While it may seem to be a minor change in procedure, the concept of using shared virtual workspaces to house data is actually one of the major benefits of collaborative product development.

“Because data associated with product design is frequently large, it turns out that the fastest way to move product-intensive information over the Web is to leave it right where it was created,” writes Jack Maynard of the market analysis firm Aberdeen Group (Boston, MA) in Making the Case for Collaborative Product Commerce as the Next Big Thing.

“By establishing a virtual product information repository, product data can be centrally stored or, using Internet redirection, pointed to with a URL so original data does not need to be moved and is always current,” Maynard continues.

“Moving the data takes time and bandwith; but, more importantly, moving data creates the added challenge of keeping the information synchronized — being sure that all participants are viewing the correct version. Having all of the stakeholders on the same page is worth innumerable savings in days and dollars.”

AUTOMOTIVE VISIONARIES SEE THE BENEFIT

Covisint, the automotive industry electronic marketplace formed in February 2000 as a joint venture of DaimlerChrysler, Ford Motor Company, and General Motors, has developed the Virtual Product Workspace (VPW), an online collaboration framework designed specifically for the automotive industry and powered by MatrixOne. Through the first six months of 2001, Covisint sold 500 subscriptions for its collaborative product development and quote management tools (including VPW).

“The VPW is not necessarily a tool to help develop better designs,” said Tom Hill, a spokesperson for Covisint. “It just helps you better manage the design process and the collaborative process.”

“From the engineering end of it, using VPW, you would actually be able to see a 2-D and 3-D CAD rendering of the component you’re working on. Everything is recorded in real time and saved in file vaults, for later use. The people participating in the design session will see that you changed the specs for a component that you last discussed. Then they can go visit that latest version on the VPW, and not worry about getting the design change six months into the process because it was lost in the mail.”

According to Hill, the VPW provides an environment almost exactly like a face-to-face design meeting, only more convenient for everyone involved.

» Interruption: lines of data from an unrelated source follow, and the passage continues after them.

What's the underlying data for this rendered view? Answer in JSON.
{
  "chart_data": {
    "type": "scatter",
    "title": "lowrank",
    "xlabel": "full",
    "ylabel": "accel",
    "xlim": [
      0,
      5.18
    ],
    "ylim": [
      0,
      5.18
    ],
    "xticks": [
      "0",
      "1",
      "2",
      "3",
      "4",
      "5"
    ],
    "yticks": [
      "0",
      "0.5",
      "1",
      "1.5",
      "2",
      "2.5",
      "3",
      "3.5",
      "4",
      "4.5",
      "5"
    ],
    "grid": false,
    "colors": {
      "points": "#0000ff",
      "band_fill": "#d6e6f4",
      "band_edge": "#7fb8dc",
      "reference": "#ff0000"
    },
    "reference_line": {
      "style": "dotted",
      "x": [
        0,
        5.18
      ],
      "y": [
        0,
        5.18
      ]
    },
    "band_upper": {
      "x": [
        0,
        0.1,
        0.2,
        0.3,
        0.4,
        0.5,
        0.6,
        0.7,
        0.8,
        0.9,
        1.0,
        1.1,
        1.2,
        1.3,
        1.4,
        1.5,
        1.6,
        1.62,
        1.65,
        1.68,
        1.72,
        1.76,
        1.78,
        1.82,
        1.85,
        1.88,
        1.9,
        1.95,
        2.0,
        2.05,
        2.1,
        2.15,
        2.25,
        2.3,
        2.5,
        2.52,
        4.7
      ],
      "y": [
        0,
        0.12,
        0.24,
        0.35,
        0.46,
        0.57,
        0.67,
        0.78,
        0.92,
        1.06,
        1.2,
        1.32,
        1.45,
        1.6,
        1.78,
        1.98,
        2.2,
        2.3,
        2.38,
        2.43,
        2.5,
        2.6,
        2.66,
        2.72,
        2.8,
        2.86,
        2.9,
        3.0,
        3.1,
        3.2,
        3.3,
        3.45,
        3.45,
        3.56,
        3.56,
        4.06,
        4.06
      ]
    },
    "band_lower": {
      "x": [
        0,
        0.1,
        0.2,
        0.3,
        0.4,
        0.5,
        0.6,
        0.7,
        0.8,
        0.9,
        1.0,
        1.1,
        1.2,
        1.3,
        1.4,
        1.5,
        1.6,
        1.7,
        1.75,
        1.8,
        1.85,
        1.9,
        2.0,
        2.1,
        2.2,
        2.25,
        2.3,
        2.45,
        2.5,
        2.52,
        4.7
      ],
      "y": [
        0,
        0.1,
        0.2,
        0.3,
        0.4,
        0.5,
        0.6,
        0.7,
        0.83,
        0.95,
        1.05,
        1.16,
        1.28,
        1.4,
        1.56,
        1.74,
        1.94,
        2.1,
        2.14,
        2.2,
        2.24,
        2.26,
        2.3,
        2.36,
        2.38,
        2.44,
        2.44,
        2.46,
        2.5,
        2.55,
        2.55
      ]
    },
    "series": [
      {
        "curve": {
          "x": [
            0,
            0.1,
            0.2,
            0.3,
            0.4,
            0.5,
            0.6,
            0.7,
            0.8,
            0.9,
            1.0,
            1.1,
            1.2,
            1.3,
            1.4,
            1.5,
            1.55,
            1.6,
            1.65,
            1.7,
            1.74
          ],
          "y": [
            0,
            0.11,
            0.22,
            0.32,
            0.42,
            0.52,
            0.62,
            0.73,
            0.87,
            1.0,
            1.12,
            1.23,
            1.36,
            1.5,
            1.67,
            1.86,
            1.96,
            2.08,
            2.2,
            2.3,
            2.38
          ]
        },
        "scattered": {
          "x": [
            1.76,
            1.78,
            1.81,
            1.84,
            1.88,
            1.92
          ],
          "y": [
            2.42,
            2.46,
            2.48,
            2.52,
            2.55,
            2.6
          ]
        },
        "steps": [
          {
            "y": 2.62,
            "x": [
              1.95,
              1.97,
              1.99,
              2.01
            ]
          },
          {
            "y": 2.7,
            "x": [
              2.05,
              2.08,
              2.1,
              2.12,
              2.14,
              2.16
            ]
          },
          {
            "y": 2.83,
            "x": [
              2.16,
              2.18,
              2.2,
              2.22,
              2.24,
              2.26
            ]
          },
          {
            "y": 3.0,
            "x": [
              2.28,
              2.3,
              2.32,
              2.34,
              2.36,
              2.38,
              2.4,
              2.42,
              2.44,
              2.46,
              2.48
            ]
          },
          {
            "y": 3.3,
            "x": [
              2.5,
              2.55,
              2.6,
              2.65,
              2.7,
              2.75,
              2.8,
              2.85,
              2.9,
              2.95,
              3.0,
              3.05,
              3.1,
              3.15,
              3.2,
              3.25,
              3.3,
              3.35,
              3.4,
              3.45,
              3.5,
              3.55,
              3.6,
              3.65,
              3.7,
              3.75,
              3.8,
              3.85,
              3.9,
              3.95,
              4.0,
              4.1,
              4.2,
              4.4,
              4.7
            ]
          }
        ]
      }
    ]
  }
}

“You don’t have the logistics headaches of worrying about getting everybody together. You could be working with several of your colleagues from around the world at the same time.”

“You, as the host, would see everyone that is in on the design session. You’d be able to monitor what they’re doing, and you control the design session. You’re running it like you would run a meeting. When you want to relinquish control and turn it over to another engineer, be it an engineer that you work with or one that you’re partnered with, then you would give them appropriate control to lead a design session or conduct the online discussion.”

ELECTRONICS MANUFACTURERS EARLY ADOPTERS

The electronics market is one of the leaders in placing emphasis on cutting product development time. For the development of XBOX, Microsoft used Alventive’s Quick Collaboration and PreSourcing Collaboration products to facilitate online collaboration with developers and
suppliers.

Alventive was also chosen for inclusion in Aberdeen Group’s Top 10 CPC implementations report for 2001 for the company’s work with electronics manufacturer Celestica Inc.

“The Alventive-Celestica partnership was recognized because Alventive was instrumental in providing Celestica with a rapidly deployed and powerful solution that has improved efficiencies and reduced response times and related costs, resulting in the strengthening of Celestica’s relationships with their customer,” explains Rick Maynard of Aberdeen Group.

Beyond the hype and the novelty, that is the goal of collaborative design — faster, cheaper, better product design, achieved through better communication and optimal use of all partners’ knowledge and experience.